Camille Henrot

Cartoons in the New Yorker don’t change much over the years: nondescript figures, just as likely to be human as they are to be anthropomorphized animals, enact slight comedies of manners and modern faux pas, often frowned upon by their psychotherapists or colleagues off to the side. Light and humorous even when addressing political or difficult topics, these characters address the slight malaise and resentments that contemporary life leaves anxiously unresolved.

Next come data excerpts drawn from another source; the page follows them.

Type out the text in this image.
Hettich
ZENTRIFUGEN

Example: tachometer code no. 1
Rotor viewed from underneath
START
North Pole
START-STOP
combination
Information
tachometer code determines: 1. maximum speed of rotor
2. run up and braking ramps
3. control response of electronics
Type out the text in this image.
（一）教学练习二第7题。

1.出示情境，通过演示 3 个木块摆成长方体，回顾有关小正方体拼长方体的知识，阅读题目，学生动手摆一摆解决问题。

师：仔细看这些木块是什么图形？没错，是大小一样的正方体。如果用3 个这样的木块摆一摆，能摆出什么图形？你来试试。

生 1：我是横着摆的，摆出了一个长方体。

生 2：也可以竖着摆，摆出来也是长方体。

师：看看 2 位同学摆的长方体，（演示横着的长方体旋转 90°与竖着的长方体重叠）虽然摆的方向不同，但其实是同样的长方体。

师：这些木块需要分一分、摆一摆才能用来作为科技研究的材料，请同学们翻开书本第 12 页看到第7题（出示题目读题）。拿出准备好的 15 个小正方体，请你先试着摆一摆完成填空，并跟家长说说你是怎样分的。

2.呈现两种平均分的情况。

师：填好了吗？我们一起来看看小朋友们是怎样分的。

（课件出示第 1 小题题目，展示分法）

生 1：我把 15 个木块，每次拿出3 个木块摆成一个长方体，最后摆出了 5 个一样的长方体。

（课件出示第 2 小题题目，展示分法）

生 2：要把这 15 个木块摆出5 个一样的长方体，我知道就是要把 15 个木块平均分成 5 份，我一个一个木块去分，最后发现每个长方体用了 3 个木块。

Transcending the weekly’s grayscale palette and passive-aggressive politesse, Camille Henrot’s first exhibition at Metro Pictures begins with a foyer circled with mounted telephones, each one unique but united in their nouveau riche ’80s aesthetic, with extended ovals and angular details in electric pastels, as if picked from a Bang & Olufsen catalogue geared toward teenage girls. Each phone delivers a psychiatric intervention, whether in the form of a little video on the base’s screen, with audio on the receiver, or a direct line of questioning from the other end of the line; hotline options include “Enough is Enough” and “Bad Dad & Beyond.”

Next, a cupcake-batter-yellow room is lined with figurative, gestural, spare paintings of animals in absurd situations, seemingly unaware of each other when not attacking one another. Retreating several decades in display, the next room, pitch black, holds a zoetrope, a spinning, multi-tiered layer cake of slithering and swimming cigarettes, body builders lifting and resting weights, maidens bowing in angst then gathering themselves together again, and lotion squirting out of tubes.

Taken together, these three chapters seem to progress from the artist’s earlier works, which surveyed the results of deep anthropological and sociological research. If these larger questions have been addressed, modern banalities and uneasy niceties should be easy fixes, but these stylized neuroses show an emotional terrain that leaves us exposed to dependency and deception — a terrain with no order or exit.